LAST week my May edition of BBC Music, the only music magazine to which I subscribe, dropped in early through the letter box.

I do like this magazine by and large: it's packed with news from the music industry, from the concert circuits, the festival paths and the recording studios. There are behind the scenes interviews and plenty reviews of CDs, books, apps and so on. I like its tone, mostly, though I find less interest in its big features and columns. There's a BBC bias, inevitably, but the mag pretty successfully steers a path around the pedantic, the didactic and the pompous. It's user-friendly. It does, alas, have a Twitter Room, which is a bit of a witter room for twits who tweet. But I guess that's the way of the world.

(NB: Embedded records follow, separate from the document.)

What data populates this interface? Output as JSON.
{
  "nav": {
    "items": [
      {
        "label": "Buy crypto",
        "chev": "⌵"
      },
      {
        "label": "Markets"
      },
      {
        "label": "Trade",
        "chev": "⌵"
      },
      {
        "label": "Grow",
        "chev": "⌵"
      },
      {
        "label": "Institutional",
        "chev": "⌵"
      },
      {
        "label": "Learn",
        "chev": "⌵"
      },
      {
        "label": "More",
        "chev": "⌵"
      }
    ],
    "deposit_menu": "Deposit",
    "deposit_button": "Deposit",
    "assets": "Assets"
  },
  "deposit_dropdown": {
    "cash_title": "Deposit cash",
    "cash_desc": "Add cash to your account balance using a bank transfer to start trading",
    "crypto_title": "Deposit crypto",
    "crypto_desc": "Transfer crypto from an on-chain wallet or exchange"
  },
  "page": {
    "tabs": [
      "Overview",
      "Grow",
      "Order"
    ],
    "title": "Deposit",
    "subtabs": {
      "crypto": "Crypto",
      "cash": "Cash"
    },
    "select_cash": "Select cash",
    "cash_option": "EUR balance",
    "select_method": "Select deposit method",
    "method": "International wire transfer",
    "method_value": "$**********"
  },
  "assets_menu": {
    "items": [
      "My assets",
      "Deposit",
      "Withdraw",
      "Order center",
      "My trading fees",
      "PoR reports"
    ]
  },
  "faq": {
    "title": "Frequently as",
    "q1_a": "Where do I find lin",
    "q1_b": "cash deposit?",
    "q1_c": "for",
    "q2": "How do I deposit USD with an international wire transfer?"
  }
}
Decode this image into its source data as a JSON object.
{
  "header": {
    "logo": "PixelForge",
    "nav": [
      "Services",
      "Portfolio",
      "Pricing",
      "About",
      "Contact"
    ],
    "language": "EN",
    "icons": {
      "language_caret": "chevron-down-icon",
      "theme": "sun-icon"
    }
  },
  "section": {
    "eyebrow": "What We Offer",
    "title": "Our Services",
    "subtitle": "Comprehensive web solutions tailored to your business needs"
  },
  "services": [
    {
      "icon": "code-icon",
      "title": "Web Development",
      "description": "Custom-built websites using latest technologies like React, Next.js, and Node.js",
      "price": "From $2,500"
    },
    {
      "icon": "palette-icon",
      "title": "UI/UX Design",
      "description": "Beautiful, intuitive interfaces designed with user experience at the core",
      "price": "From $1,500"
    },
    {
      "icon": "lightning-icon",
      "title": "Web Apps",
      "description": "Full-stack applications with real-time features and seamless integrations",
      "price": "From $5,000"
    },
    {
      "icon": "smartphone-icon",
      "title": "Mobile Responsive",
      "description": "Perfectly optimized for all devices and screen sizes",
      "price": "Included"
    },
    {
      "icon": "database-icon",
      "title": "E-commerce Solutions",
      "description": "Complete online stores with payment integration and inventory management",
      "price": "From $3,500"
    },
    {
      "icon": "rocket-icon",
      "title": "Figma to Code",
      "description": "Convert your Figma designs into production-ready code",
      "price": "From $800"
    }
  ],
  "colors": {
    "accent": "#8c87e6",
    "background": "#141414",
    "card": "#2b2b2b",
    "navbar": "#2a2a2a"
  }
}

It comes with a cover CD, and there are two strands of Scottish interest there this month, to start with. The main work on the album is a performance of Shostakovich's Tenth Symphony by Donald Runnicles and the BBC SSO, recorded from their Usher Hall performance last September. And in the coupler on the disc there is also an oblique Scottish accent, so to speak, in that it is a performance of John Adams' electrifying Short Ride in a Fast Machine, conducted by the deeply-impressive Thomas Sondergard, who is, of course, principal guest conductor of the RSNO, though this performance features Sondergard with his own orchestra, the BBC National Orchestra of Wales, of which he is chief conductor.

May is a big month for the magazine, because it is announcing the winners of its tenth annual BBC Music Magazine Awards. These may not yet have the veteran prestige of the historic Gramophone Awards or the genuinely historic status of the Royal Philharmonic Society Awards; but they are young yet, are gathering clout year on year, and are much respected throughout the music business. And, critically, the award winners, from a shortlist of recordings announced in February, were voted for by the readers of the magazine, who responded in their thousands. So there is no smoke-filled room with dusty academics or crusty critics venting their prejudices.

Which brings me to the point. One particular award absolutely leapt out and seized my attention. That was the chamber music award (the magazine simply calls it Chamber Award). It went to three established soloists, pianist Alexander Melnikov, violinist Jean-Guihen Queyras and violinist Isabelle Faust for their Harmonia Mundi recording of a brace of Beethoven's Piano Trios, including the flawless Archduke Trio. The three musicians have worked and recorded together before, severally and collectively, but, without any apparent lessening in the momentum of their individual solo careers, seem to be thinking of themselves more and more as a trio. Russian pianist Alexander Melnikov is a lynchpin in the group. He is a specialist period-pianist and breathes freshness into everything he touches. On the award-winning Beethoven Trios disc, he plays his own 1828 piano (apparently he has a collection). But it is their next project, launched this month on Harmonia Mundi, which has captured my imagination and ignited my interest at full-burn. The three musicians have issued a collective statement on their new CD, that, while they were on tour performing Schumann's opus 80 Piano Trio, the three of them conceived the idea, as passionate devotees of Schumann's music, of putting the composer's three Piano Trios into a broader context that would illuminate them mutually.

And that concept will result in a trilogy of discs on which each of the musicians, as a soloist, will play one of Schumann's concertos (Faust the Violin Concerto, Queyras the Cello Concerto, and Melnikov the Piano Concerto) while the three will then team up as chamber musicians to play, disc by disc, the three Piano Trios. The two string players will each use gut strings on their instruments, with the aim of bringing lightness, lucidity and transparency to Schumann's still-sometimes mis-read textures, while Melnikov will use an appropriate keyboard instrument from his collection. And of course they needed an orchestra and a conductor. According to the three musicians, their decision to invite the Freiburg Baroque Orchestra and conductor Pablo Heras-Casado on board was pretty-much "spontaneous". The first CD, with Faust playing the Violin Concerto, is out now. I'll review it very soon in our regular Sunday CD slot, but 's quite breath-taking and raises many questions about a piece which has an almost incredible history, running right through the second half of the 19th century, from systematic attempts to bury it, to its hijacking for anti-Semitic purposes by the Third Reich. As I've reiterated here in recent years, there is still some ground-breaking work going on out there with Schumann's music. This new project, I sense, will amount to more.